1) All The Rage Back Home; 2) My Desire; 3) Anywhere; 4) Same Town, New Story; 5) My Blue Supreme; 6) Everything Is Wrong; 7) Breaker 1; 8) Ancient Ways; 9) Tidal Wave; 10) Twice As Hard; 11) Malfeasance*.
General verdict: An attempt to get back to where it all began... but WHY?
Seriously? Anagrams?
The only thing I can say is that it would have at least made a little bit of
sense if they decided to go with a bit of Spanish influence here — good or bad,
it would provide some cohesiveness between the title and the music; as it is,
it just looks like a pretentious move in the face of unsurmountable musical
odds. Which do get worse as Carlos Dengler, possibly the bandʼs second best musician
after the drummer, leaves Interpol to pursue careers in DJing, acting, film
scoring, and whatever else captures his fancy, as long as it does not involve
dragging on the agonizing career of a band that had very few reasons to exist even
in its prime.
Perhaps in order to compensate for Carlosʼ
departure and prove that the fire has not gone out at all, Banks, Kessler, and Fogarino
go for a noticeably more rocking and energetic approach here than on the
indie-meets-adult-contemporary self-titled album — but it does not help one
bit. When each and every single one of your songs sets the exact same mood;
when on each and every single one of your songs you use the same guitar tones,
the same reverb, the same plaintive vocal tones, the same mediocre riffs,
compressed and drowned in sonic slush — when you do all that, you know that you
are working almost exclusively for your oldest fan base, the converted crowd
from the days of Turn On The Bright Lights.
I have a hard time imagining anybody getting
acquainted with Interpol through this album and being even vaguely impressed
with it.
Just one example will suffice. ʽSame Town, New Storyʼ
could theoretically be a good song. It opens with an attention-grabbing «swirling»
post-punk riff which then finds itself trapped inside a disco arrangement (watch
that bass) as the song narrates some thickly veiled Springsteen-ian story about
a struggling couple. The whole thing certainly got potential — but it sounds awful. The riff is processed and muffled
like corned beef, the bass is flattened against the backing synthesizers, the
vocals are cavernous, and the integration of the riff with the disco background
and the vocals is clumsy and disorienting. Had the same thing been recorded by,
say, Television around 1977, it might have been a completely different story;
but this sound is just draggy — and this is, melodically, a definite highlight
of the album.
Because elsewhere, it is just one mediocre
pounding fast-to-midtempo pop-rocker after another, using the same minimalistic
riffage that we have already heard plenty of times from the band and generating
the same coolly depressed atmosphere that we already know so well. For all my
anger at Turn On The Bright Lights, I
could at least agree that it tried to
revive some old values in a new setting — El
Pintor is an attempt at a revival of a revival, showing a band that has not
a single fresh thing to say. Goddammit, man, for all the stereotypical ideas
about «mope-rock» outfits as obnoxious self-repeaters, Joy Division went a much
longer distance from their first album to their second than Interpol did in
their entire career.
Hi George, I didn't quite get it what do you mean saying about anagrams? Interpol reinventing themselves?
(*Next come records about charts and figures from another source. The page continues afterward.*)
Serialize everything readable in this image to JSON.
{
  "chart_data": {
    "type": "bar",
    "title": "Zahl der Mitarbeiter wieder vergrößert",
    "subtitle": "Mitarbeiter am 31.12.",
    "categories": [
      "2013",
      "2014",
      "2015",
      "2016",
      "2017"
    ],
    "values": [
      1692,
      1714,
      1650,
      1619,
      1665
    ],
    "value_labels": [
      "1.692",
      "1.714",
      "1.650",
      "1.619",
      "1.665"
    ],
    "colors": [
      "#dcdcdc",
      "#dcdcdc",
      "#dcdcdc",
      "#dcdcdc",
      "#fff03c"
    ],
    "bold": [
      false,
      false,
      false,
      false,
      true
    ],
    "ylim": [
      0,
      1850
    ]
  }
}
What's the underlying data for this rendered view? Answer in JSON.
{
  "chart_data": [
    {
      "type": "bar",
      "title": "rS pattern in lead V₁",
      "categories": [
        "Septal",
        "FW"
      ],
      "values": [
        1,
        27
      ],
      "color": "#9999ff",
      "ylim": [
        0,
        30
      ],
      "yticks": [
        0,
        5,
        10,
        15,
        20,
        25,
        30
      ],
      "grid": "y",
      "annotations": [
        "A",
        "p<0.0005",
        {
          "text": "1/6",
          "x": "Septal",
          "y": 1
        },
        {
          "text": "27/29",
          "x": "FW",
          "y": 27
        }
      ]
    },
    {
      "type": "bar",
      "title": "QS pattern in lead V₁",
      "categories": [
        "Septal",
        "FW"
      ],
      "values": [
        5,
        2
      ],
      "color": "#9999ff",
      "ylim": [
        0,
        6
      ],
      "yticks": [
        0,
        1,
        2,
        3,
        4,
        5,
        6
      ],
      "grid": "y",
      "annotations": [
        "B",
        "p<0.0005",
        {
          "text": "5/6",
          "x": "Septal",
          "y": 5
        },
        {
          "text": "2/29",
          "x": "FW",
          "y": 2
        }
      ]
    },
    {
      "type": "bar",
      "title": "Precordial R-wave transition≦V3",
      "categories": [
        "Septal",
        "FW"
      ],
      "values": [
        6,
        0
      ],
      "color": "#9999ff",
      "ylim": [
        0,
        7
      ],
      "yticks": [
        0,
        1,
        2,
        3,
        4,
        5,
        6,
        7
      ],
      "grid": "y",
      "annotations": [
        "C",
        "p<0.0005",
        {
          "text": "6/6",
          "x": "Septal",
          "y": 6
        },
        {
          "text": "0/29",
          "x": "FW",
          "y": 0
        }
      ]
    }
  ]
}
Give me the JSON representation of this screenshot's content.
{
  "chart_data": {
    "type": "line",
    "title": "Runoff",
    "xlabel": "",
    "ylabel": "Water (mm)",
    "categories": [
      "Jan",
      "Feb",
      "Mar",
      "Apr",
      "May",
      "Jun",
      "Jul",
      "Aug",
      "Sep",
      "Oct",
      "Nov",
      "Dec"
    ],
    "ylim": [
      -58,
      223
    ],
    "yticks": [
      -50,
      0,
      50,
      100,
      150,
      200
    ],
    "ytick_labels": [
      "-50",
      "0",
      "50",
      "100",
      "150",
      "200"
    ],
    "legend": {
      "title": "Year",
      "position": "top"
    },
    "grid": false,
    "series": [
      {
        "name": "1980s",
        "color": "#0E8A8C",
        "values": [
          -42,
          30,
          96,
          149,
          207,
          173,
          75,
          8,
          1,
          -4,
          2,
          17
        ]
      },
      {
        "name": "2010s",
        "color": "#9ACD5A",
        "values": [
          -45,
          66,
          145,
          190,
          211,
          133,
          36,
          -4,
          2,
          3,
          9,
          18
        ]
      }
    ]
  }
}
ReplyDelete"El Pintor (Spanish for "the painter"; also an anagram of "Interpol")"
DeleteAh! He could probably just go with In Terpol, people would understand Spanish better that way.
DeleteI don't know, except for perhaps the debut their albums all tend to blur together for me and are hard to tell apart. If you gave me a blind test with a compilation I'd be at a loss as to which album most of the tracks came from. It's kind of good for background music though. When I'm in the mood for some 2000s post-punk revivalist arena rock I much prefer British Sea Power. At least they have a sense of humor and indulge in quirky project like writing post-rockish scores for forgotten silent documentaries.
ReplyDeleteThe Joy Division comparisons have never and continue not to make a whole lot of sense to me beyond certain elements on the debut album because their influences are clearly more in the vein of shoegaze, 80s/90s alt rock, and dance music. But I also tend to think the "myth" of JD has preserved that band's critical legacy in amber in a way that is misleading if not sometimes outright dishonest. I don't follow comment about Television; your critique there seems to be about the mix (which is poor across the board) rather than the songwriting?
ReplyDeleteWould have been interested to hear Carlos D's contributions on bass for this record, but the man is a clown.